The executive director for Humane Society International/Europe, Dr Joanna Swabe, said the proposal also raised questions around animal health and welfare.

She called on the European Commission to swiftly suspend the importation of horse-meat from Canada to the EU, citing traceability and food safety concerns.

Swabe, in an opinion piece on Euractiv.com, was commenting on the tens of thousands of horses that were shipped each year from the US to Canadian slaughter plants.

She said there was minimal regulatory burden in the US in respect of veterinary record-keeping for horses.

“These animals have not been raised for food production, but have been instead kept for companionship, recreation or sport. They endure long stretches of travel to the slaughterhouse without adequate veterinary care, food or water.

“Their meat is then exported primarily to France and Belgium to be sold and distributed across the EU. It is a lucrative trade in horse-meat that revolves around a reservoir of cheap horses and comes with health risks and animal welfare concerns.”

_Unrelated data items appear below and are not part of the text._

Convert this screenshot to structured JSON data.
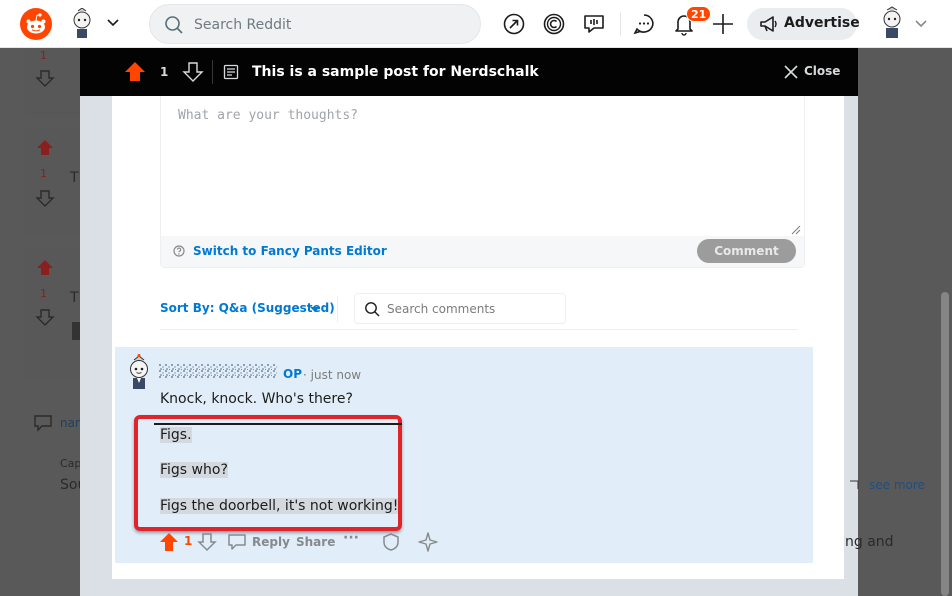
{
  "nav": {
    "search_placeholder": "Search Reddit",
    "notification_count": "21",
    "advertise_label": "Advertise"
  },
  "background": {
    "vote_counts": [
      "1",
      "1",
      "1"
    ],
    "fragments": [
      "T",
      "T",
      "nar",
      "Cap",
      "Sou"
    ],
    "see_more": "see more",
    "trailing_text": "ng and"
  },
  "modal": {
    "vote_count": "1",
    "post_title": "This is a sample post for Nerdschalk",
    "close_label": "Close"
  },
  "editor": {
    "placeholder": "What are your thoughts?",
    "switch_label": "Switch to Fancy Pants Editor",
    "comment_button": "Comment"
  },
  "sort": {
    "label": "Sort By: Q&a (Suggested)",
    "search_placeholder": "Search comments"
  },
  "comment": {
    "op_badge": "OP",
    "timestamp": "· just now",
    "lines": [
      "Knock, knock. Who's there?",
      "Figs.",
      "Figs who?",
      "Figs the doorbell, it's not working!"
    ],
    "vote_count": "1",
    "reply_label": "Reply",
    "share_label": "Share",
    "more_label": "···"
  },
  "colors": {
    "brand": "#ff4500",
    "link": "#0079d3",
    "highlight_box": "#e0242a",
    "comment_bg": "#e1eefa"
  }
}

Swabe noted that, last spring, a Food and Veterinary Office (FVO) audit of the Canadian horse-meat industry confirmed her organisation’s concerns about the reliability of the controls over both Canadian and US horses destined for slaughter and export to the European Union.

Previous audits by the FVO had highlighted veterinary record-keeping deficits which her organisation believed meant no guarantee could be given that horses had not been treated with substances banned for use in food animals.

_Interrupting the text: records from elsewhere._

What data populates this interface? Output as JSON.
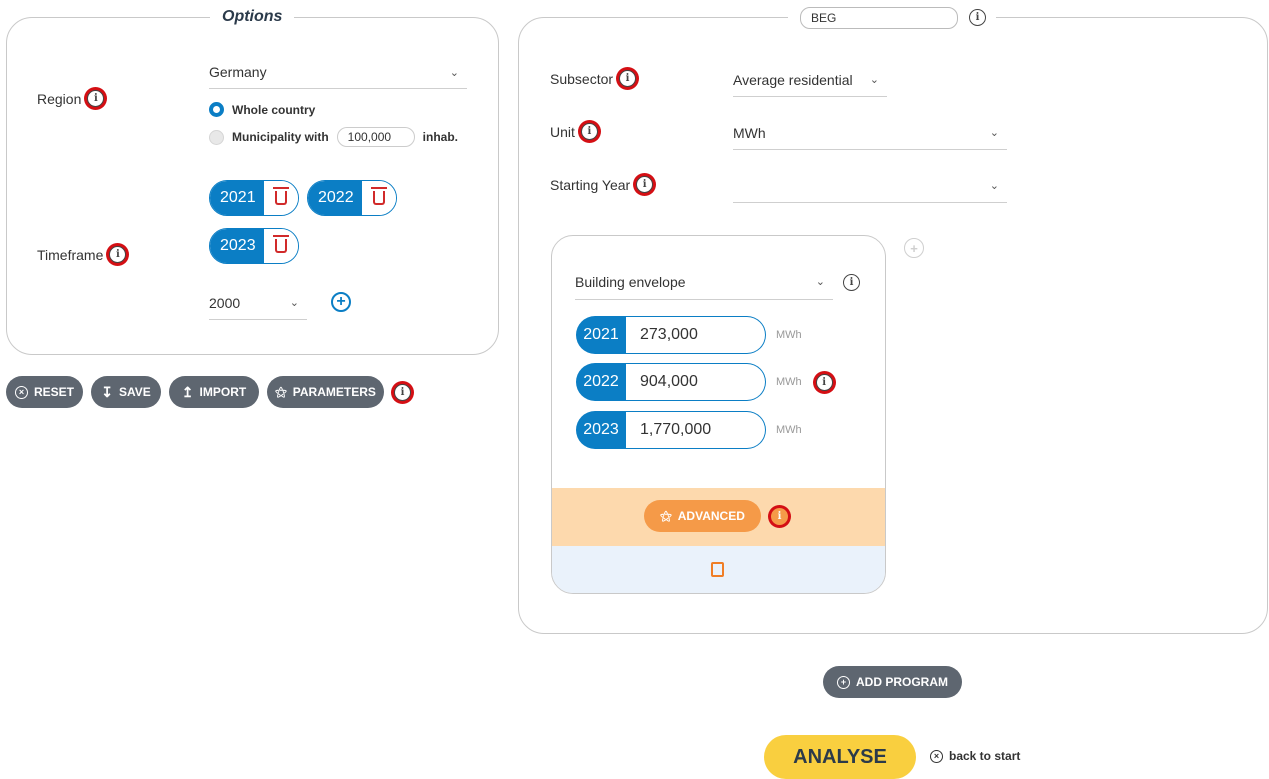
{
  "options": {
    "title": "Options",
    "region_label": "Region",
    "region_value": "Germany",
    "radio_whole": "Whole country",
    "radio_municipality": "Municipality with",
    "municipality_value": "100,000",
    "municipality_unit": "inhab.",
    "timeframe_label": "Timeframe",
    "years": [
      "2021",
      "2022",
      "2023"
    ],
    "year_select": "2000"
  },
  "toolbar": {
    "reset": "RESET",
    "save": "SAVE",
    "import": "IMPORT",
    "parameters": "PARAMETERS"
  },
  "program": {
    "name": "BEG",
    "subsector_label": "Subsector",
    "subsector_value": "Average residential",
    "unit_label": "Unit",
    "unit_value": "MWh",
    "starting_year_label": "Starting Year",
    "starting_year_value": "",
    "measure": {
      "type": "Building envelope",
      "rows": [
        {
          "year": "2021",
          "value": "273,000",
          "unit": "MWh"
        },
        {
          "year": "2022",
          "value": "904,000",
          "unit": "MWh"
        },
        {
          "year": "2023",
          "value": "1,770,000",
          "unit": "MWh"
        }
      ],
      "advanced": "ADVANCED"
    }
  },
  "add_program": "ADD PROGRAM",
  "analyse": "ANALYSE",
  "back_to_start": "back to start",
  "colors": {
    "accent": "#0b7ec5",
    "delete": "#d12a2a",
    "advanced": "#f59a48",
    "analyse": "#f9cf3f",
    "button": "#5e6670"
  }
}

Following the latest FVO findings, members of the European Parliament asked the Commission how it planned to prevent the import of Canadian horse-meat that may not meet EU food safety standards.

She noted that, in response to a recent parliamentary question, the commission said it would be amending the import certificate, achieving an equivalence of requirements with regard to veterinary treatment and establishing a mandatory residency of six months for horses in the country of slaughter.

“The commission’s proposed measures are fundamentally flawed and will do nothing whatsoever to address the food safety and traceability concerns raised by the FVO,” she said.

“The commission seeks to bring the requirements related to veterinary treatment of horses in line with Canada’s residue monitoring plan. However, up to 70 percent of horses slaughtered in Canada originate from the US, where there is no residue monitoring plan for horses and no mandatory lifetime record-keeping for veterinary treatments.”

She said her organisation had identified 55 substances routinely given to US horses which are strictly prohibited in the EU for use in food animals, such as anabolic steroids, antipsychotics and central nervous system stimulants.

“If these substances were administered to horses in the EU, they would be permanently excluded from the EU food chain.

“The introduction of a mandatory six month residency requirement for US horses in Canada will not prevent meat from horses, which have been treated with these substances, from entering the EU food chain and posing potential health risks to EU consumers.”

Swabe also argued that the proposed residency requirement could also cause significant animal health and welfare problems.

“The commission should really suspend the import of Canadian horse-meat, in line with the precedent it set last December for Mexican horse-meat – also largely derived from horses of US origin.

“Instead, the commission seems to be continuing to flog a dead horse by trying to achieve the impossible. This can only be of detriment to horses and EU consumers.”